Tymczasem Jadwiga dowiedziała się o zamiarach Jagiełły. Ten pogański książę wydał się jej dziwnie zuchwałym, że śmiał starać się o jej rękę, Ona przywykła od dzieciństwa do największej ogłady i cywilizacji, a Letuwa cóż? Dzicz, na którą znajomi jej rycerze chrześcijańscy urządzali wyprawy z Krzyżakami. Mieli zaś Krzyżacy wszędzie swoich ludzi, a można sobie wyobrazić, co ci wygadywali na Letuwinów. Od lat dziecięcych nasłuchała się Jadwiga, że to lud dziki, na wpół jakby niedźwiedzie, cali porośnięci kudłami; toteż teraz sama myśl o Jagiełłę wstręt w niej budziła. A Krzyżacy, dowiedziawszy się o zamiarach wielmożów małopolskich, jęli rozgłaszać, że chrzest Jagiełły będzie tylko udany, że nie tylko nie będzie z tego rozkrzewienia wiary świętej, ale Polsce grozi nawrót do pogaństwa pod królem poganinem.
Młodziuchna, czternastoletnia królowa rozważała sobie, że jej przecież nie mogą zmusić siłą przy ołtarzu; skoro tylko Wilhelm przyjedzie do Krakowa, złoży publiczne oświadczenie, że chce być jego żoną, i jednym słówkiem uwolni się od natręctwa niedźwiedzia litewskiego. Słychać wprawdzie było o tym, że dostojnicy polscy zamierzają Wilhelmowi wypłacić 200 000 dukatów, ale pocieszała się tym, że Jagiełło nie może stać się jej mężem, póki ona sama nie powie przy ołtarzu: "tak", a więc nie można jej wbrew własnej woli sprzedać za dukaty poganinowi, którego podejrzewała, że chce udawać nawróconego, by zyskać koronę, a potem pogaństwo letuwskie w Polsce szerzyć.
Tak sobie rozważała Jadwiga i czekała na przyjazd Wilhelma, ciekawa wielce, jak on też wygląda? Nie widzieli się już bowiem od lat czterech, a w tym wieku cztery lata stanowią cały okres życia. Sama zaś Jadwiga była urody prześlicznej, a piękność jej wysławiano nie tylko w Polsce, na Węgrzech i w Niemczech, ale nawet w dalekim kraju włoskim, gdzie lud jest najurodziwszy; nawet tam mówiono o jej piękności. I tak słynęła w świecie z nadzwyczajnej urody lilia Wawelu. Miała niebawem zasłynąć z ważniejszych przyczyn.
Przyjeżdża wreszcie Wilhelm do Krakowa, oczywiście ze wspaniałym, bardzo strojnym orszakiem.
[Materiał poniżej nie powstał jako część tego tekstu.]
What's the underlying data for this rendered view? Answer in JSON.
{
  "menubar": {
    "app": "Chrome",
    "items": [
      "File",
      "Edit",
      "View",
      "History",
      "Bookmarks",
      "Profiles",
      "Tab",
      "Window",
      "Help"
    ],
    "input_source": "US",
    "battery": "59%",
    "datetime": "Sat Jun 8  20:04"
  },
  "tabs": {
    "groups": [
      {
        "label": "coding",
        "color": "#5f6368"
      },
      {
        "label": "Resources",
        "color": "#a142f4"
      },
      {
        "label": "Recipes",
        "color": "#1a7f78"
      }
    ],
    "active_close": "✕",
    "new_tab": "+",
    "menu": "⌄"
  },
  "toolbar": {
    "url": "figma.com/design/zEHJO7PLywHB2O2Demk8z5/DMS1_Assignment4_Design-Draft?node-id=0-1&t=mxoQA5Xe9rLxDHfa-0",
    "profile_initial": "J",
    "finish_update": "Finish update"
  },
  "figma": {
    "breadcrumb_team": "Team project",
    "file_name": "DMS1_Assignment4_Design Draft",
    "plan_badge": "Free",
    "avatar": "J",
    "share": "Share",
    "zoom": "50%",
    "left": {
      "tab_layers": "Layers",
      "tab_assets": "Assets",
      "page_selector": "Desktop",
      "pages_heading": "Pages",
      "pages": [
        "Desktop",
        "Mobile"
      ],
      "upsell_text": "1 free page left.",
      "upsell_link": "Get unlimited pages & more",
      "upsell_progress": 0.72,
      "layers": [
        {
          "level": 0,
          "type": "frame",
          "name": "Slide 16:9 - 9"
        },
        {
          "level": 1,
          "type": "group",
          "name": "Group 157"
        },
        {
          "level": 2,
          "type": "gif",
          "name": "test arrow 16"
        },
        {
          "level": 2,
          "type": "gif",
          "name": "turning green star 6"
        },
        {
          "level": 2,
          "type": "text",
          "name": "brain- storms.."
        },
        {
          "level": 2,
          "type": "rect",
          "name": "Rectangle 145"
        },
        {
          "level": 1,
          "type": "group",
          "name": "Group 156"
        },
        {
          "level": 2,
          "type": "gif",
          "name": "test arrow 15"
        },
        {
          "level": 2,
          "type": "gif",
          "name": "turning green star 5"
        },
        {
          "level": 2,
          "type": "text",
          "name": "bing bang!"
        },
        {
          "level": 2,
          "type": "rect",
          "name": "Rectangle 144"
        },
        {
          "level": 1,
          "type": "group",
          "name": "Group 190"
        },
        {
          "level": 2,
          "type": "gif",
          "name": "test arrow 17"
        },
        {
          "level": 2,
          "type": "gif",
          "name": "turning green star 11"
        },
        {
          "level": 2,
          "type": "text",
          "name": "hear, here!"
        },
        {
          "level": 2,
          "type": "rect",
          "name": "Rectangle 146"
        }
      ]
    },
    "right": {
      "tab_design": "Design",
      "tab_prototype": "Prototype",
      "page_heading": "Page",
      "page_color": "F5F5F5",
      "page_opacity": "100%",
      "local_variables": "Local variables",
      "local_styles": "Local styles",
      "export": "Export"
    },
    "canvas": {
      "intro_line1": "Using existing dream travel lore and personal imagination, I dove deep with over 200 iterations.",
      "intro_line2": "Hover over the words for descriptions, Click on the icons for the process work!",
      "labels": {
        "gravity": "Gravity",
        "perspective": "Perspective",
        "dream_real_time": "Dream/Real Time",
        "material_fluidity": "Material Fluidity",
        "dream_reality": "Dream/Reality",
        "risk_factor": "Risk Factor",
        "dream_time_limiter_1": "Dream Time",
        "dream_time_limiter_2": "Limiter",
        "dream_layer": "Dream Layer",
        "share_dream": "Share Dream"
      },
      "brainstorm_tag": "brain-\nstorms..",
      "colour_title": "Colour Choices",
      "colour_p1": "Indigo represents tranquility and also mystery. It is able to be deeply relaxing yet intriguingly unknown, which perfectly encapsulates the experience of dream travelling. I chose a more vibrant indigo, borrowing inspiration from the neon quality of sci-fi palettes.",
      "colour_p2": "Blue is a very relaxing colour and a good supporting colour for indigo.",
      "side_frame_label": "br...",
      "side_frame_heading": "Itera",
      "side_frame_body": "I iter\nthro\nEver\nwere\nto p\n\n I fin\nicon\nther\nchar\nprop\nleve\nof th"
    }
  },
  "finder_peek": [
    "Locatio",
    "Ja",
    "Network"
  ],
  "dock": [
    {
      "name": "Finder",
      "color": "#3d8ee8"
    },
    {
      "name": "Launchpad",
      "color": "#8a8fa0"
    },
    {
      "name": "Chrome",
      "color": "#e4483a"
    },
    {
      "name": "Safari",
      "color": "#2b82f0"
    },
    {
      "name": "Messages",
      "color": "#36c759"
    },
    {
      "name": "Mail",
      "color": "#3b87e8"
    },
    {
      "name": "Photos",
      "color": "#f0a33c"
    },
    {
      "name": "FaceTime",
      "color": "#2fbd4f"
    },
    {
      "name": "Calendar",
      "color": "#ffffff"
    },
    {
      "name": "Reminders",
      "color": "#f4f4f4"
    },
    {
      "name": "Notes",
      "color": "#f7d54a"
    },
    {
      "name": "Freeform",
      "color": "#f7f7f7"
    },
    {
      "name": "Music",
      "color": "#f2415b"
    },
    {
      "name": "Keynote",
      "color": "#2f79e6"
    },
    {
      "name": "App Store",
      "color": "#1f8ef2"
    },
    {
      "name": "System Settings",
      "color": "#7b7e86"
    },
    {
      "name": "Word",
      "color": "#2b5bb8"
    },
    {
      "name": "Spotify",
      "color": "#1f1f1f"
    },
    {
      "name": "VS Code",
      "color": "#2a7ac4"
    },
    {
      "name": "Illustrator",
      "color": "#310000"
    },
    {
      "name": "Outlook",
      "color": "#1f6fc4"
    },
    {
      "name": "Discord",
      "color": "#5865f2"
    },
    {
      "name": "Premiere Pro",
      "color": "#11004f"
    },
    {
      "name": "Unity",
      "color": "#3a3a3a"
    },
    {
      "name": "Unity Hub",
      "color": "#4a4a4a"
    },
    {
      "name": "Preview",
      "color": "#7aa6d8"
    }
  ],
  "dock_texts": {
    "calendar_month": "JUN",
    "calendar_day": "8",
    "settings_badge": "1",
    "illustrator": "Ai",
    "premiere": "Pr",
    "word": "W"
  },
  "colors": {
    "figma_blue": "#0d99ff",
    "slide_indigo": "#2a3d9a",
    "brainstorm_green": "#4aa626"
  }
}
Wszak to na własne wesele! Nie wypadało zajeżdżać wprost do panny młodej, na Wawel, zajeżdża więc tymczasem do kamienicy Gniewosza z Dalewic. Tam czeka, aż przybędzie po niego starosta weselny i odprowadzi go na Wawel wśród hucznych uroczystości.
Ale Władysław Opolczyk nie przyjechał. Stary książę siedział już na dwóch stołkach. Mając w Polsce lenno, wolał ubezpieczyć się na wypadek, gdyby szczęście sprzyjało Jagiełłę, i zamiast jechać do Krakowa, pchnął od siebie gońca na Litwę...
Mija dzień wyznaczony na dopełnienie małżeństwa, Opolczyka nie widać. Młodą parę pierwszy spotkał zawód.
Wyczekując niecierpliwie księcia opolskiego, nie nudzili się wcale. Urządzono w Krakowie szereg uroczystości przedweselnych, wybrawszy do tego obszerne budynki franciszkańskie. Z Wawelu schodziła Jadwiga ze swym dworem niewieścim, a z rynku od kamienicy Gniewosza, sunął Wilhelm ze swym rycerstwem ku franciszkanom. Wszystko odbywało się uroczyście, z zachowaniem wszelkich prawideł ceremoniału dworskiego; wszak to wesele królowej. Na sali wielkiej u franciszkanów, odstąpionej przez zakonników, lutniści wyśpiewywali pieśni w trzech językach: niemieckim, prowansalskim i włoskim; stoły były zastawione do biesiady, a potem oddawano się pląsom.
Wyrósł zaś był Wilhelm na przystojnego młodziana, umiał się podobać i podbił serce młodocianej oblubienicy. Zakochała się Jadwiga w Wilhelmie i pragnęła go na męża. Miała ona w sobie nie tylko gorącą krew neapolitańską, ale też własną wolę. Czuła się królową i panią, chciała rozkazywać i umiała to robić.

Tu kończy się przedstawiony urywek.